C-Reactive Protein (CRP): Enter your CRP level in mg/L. A normal value is below 3.0.
Lymphocyte Percentage: Enter your lymphocyte percentage from a complete blood count. The normal range is 20% to 40%.
Mean Cell Volume (MCV): Enter your MCV in fL. The normal range is 80 to 100.
Red Cell Distribution Width (RDW): Enter your RDW as a percentage. The normal range is 11.5% to 14.5%.
Alkaline Phosphatase: Enter your alkaline phosphatase in U/L. The normal range is 44 to 147.
White Blood Cells (WBC): Enter your white blood cell count in thousands per microliter. The normal range is 4.5 to 11.0.
Getting Your Results
Calculate Button: Press this button to run all three modules and see your full results. The tool also updates live as you change inputs.
Reset Button: Press this button to set every field back to its starting value.
The results panel shows your composite biological age, a color-coded gauge, a bar chart comparing each module, a category score breakdown for Module A, a radar chart of your health strengths, and a step-by-step math walkthrough for the Levine Phenotypic Age formula in Module C.
What Is Biological Age?
Your chronological age is how many years you have been alive. Your biological age is how old your body actually acts. Two people who are both 40 years old can have very different bodies. One may have the heart, lungs, and strength of a 35-year-old. The other may have the health of a 50-year-old.
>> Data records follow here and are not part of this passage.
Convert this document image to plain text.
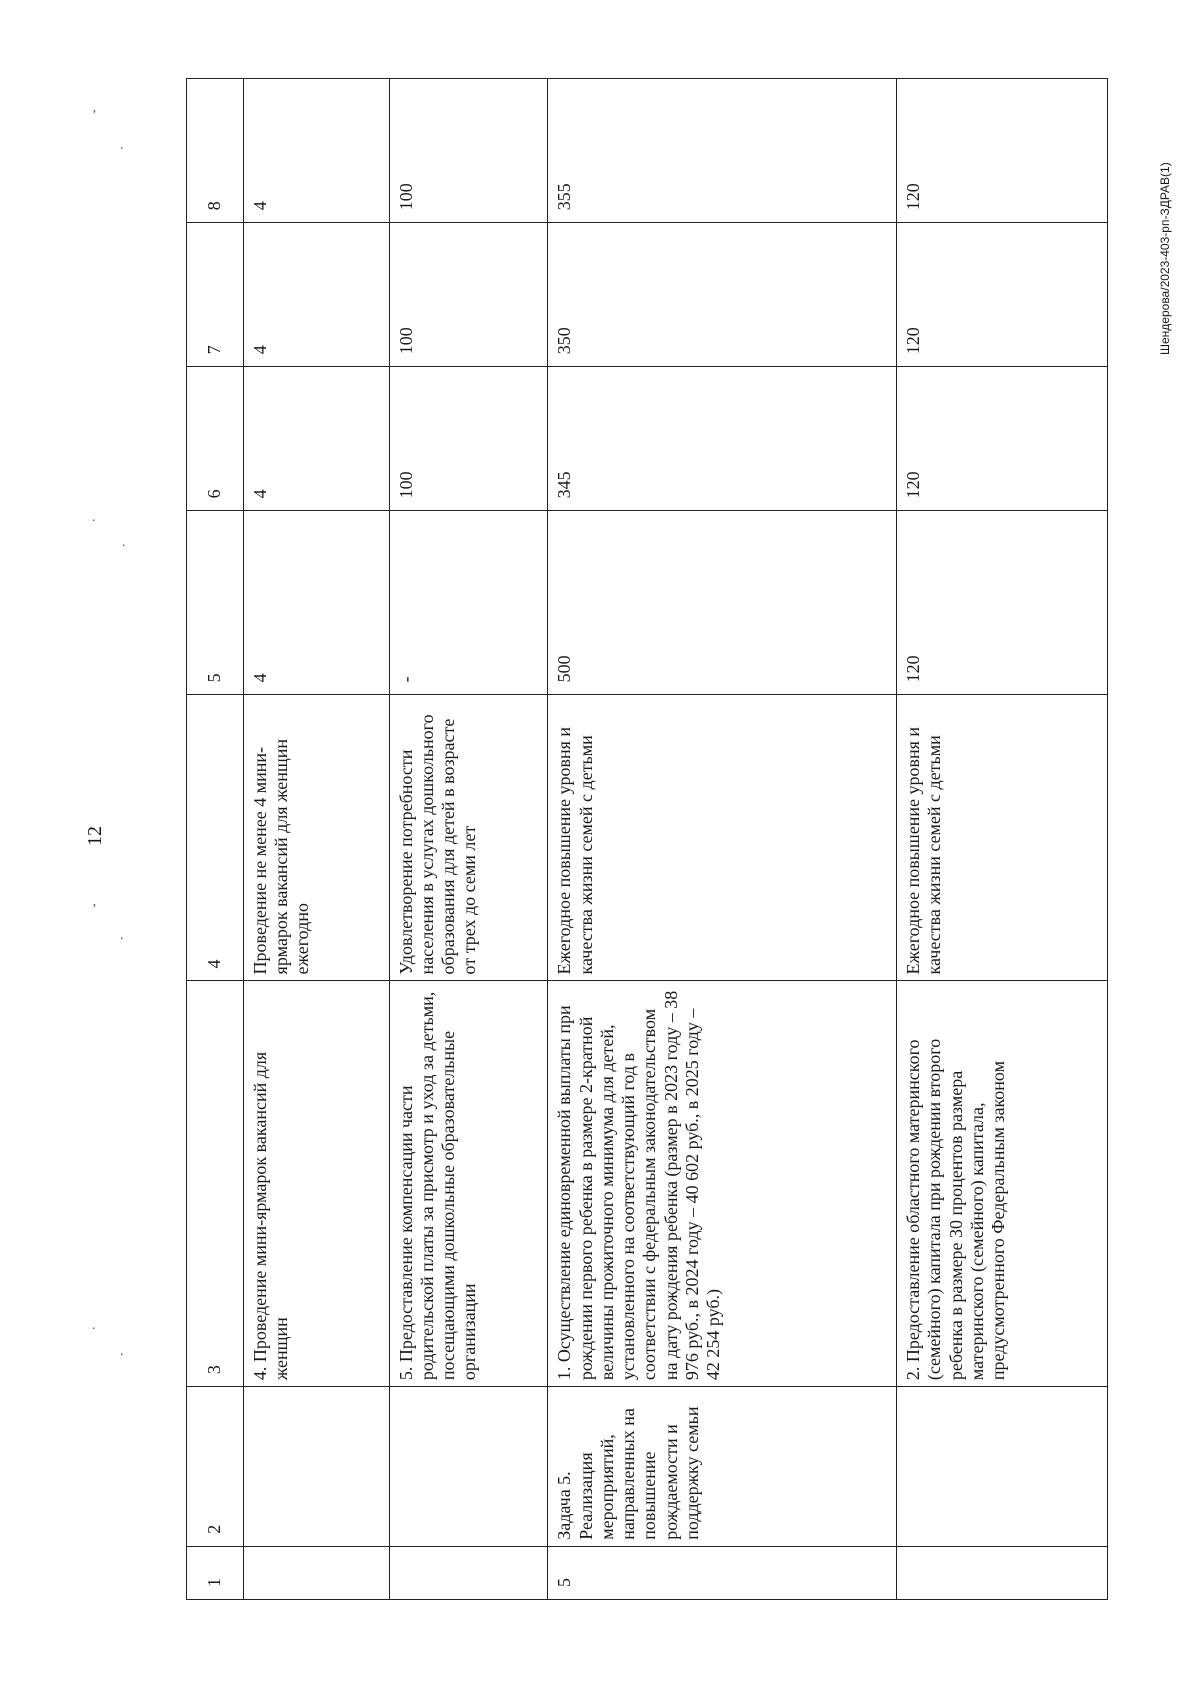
12
Шендерова/2023-403-рп-ЗДРАВ(1)
’
.
.
.
’
.
.
.
1	2	3	4	5	6	7	8
		4. Проведение мини-ярмарок вакансий для женщин	Проведение не менее 4 мини-ярмарок вакансий для женщин ежегодно	4	4	4	4
		5. Предоставление компенсации части родительской платы за присмотр и уход за детьми, посещающими дошкольные образовательные организации	Удовлетворение потребности населения в услугах дошкольного образования для детей в возрасте от трех до семи лет	-	100	100	100
5	Задача 5. Реализация мероприятий, направленных на повышение рождаемости и поддержку семьи	1. Осуществление единовременной выплаты при рождении первого ребенка в размере 2-кратной величины прожиточного минимума для детей, установленного на соответствующий год в соответствии с федеральным законодательством на дату рождения ребенка (размер в 2023 году – 38 976 руб., в 2024 году – 40 602 руб., в 2025 году – 42 254 руб.)	Ежегодное повышение уровня и качества жизни семей с детьми	500	345	350	355
		2. Предоставление областного материнского (семейного) капитала при рождении второго ребенка в размере 30 процентов размера материнского (семейного) капитала, предусмотренного Федеральным законом	Ежегодное повышение уровня и качества жизни семей с детьми	120	120	120	120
The difference comes down to habits, genetics, fitness, and what is happening inside your blood.
How This Calculator Works
This tool estimates your biological age using three separate methods:
- Module A — Lifestyle & Health Assessment: A questionnaire that looks at your sleep, diet, exercise, stress, medical history, safety habits, and mental well-being. Each answer adds or subtracts years from your chronological age.
- Module B — Physical Performance: Six body tests — push-ups, flexibility, balance, reaction time, and more. Your results are compared to what is normal for your age and gender. Better scores mean a younger body.
- Module C — Blood Biomarkers: This uses the Levine Phenotypic Age formula from a 2018 study in the journal Aging. It takes nine common blood test values and turns them into a single biological age number. This is the most science-backed method of the three.
You can use one module, two, or all three. When you complete more than one, the calculator averages them together to give you a composite biological age.
Why Biological Age Matters
Biological age is a better predictor of health and lifespan than chronological age alone. A lower biological age means your body is aging slower than average. A higher one is a warning sign. The good news is that biological age can change. Better sleep, regular exercise, a cleaner diet, less stress, and quitting smoking can all bring the number down over time.
This calculator is for educational purposes only and is not a medical diagnosis. Always talk to your doctor about your health and lab results.